Most opportunities are found when existing tenants with expiring leases are slow to start the negotiation process, leaving room for another tenant to swoop in. “There are plenty of examples of tenants not exercising their options, or forgetting about them, then having their space leased out from under them by another tenant who's more educated on current market conditions,” adds McMillan. “In many cases the tenant coming in is willing to wait six to sometimes even 12 months to get to the space, because they've explored the market well enough to know that is the best choice they're going to have.”

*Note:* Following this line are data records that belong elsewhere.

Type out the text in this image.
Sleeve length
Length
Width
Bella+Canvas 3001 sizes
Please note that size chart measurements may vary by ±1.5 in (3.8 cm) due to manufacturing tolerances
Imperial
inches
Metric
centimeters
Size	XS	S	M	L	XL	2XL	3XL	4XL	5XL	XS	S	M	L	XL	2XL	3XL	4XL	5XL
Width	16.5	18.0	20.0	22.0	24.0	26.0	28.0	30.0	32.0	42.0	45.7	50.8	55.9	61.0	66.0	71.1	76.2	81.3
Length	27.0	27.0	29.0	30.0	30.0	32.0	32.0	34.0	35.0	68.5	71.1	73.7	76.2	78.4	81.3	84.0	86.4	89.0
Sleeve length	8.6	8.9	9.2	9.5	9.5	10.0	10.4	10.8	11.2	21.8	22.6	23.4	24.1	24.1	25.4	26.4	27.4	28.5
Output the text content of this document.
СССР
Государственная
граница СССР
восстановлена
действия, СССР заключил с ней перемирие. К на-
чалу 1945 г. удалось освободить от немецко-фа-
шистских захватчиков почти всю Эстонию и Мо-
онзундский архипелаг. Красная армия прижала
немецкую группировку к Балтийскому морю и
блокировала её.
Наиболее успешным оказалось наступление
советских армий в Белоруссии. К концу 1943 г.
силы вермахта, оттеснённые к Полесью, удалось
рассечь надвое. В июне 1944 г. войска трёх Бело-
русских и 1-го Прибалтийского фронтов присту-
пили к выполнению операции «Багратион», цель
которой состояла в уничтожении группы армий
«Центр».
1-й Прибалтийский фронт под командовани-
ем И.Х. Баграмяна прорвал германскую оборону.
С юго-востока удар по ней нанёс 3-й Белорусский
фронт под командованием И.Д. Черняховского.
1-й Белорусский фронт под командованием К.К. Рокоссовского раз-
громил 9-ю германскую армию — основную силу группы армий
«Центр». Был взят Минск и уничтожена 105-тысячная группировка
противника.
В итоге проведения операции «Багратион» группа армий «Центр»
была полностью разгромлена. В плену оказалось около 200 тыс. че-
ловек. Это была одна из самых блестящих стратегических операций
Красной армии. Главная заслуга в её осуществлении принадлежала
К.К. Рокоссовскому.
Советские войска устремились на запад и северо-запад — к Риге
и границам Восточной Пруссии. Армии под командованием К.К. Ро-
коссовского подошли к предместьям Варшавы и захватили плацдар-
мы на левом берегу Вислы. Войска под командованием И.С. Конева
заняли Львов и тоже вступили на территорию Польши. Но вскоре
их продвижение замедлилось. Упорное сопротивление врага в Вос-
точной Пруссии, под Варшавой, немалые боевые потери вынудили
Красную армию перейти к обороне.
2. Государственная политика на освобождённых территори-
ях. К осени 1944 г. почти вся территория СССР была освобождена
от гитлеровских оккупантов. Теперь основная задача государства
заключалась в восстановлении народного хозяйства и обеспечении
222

Los Angeles isn't the only market experiencing a dearth of industrial product. Available space is limited throughout Southern California. For tenants looking in the tight market, there is really no place to go. “It's tight everywhere in Southern California, although the Inland Empire at least has some land that can be developed,” says McMillan.
This year, McMillan expects the same challenges—and strong activity and demand. “We are still very bullish,” he says. “Who knows if it will be as frenzied as the period from 2014 to 2018, but we still expect solid activity and rent growth. If the first week of January is any indication, it's going to be a very good year.”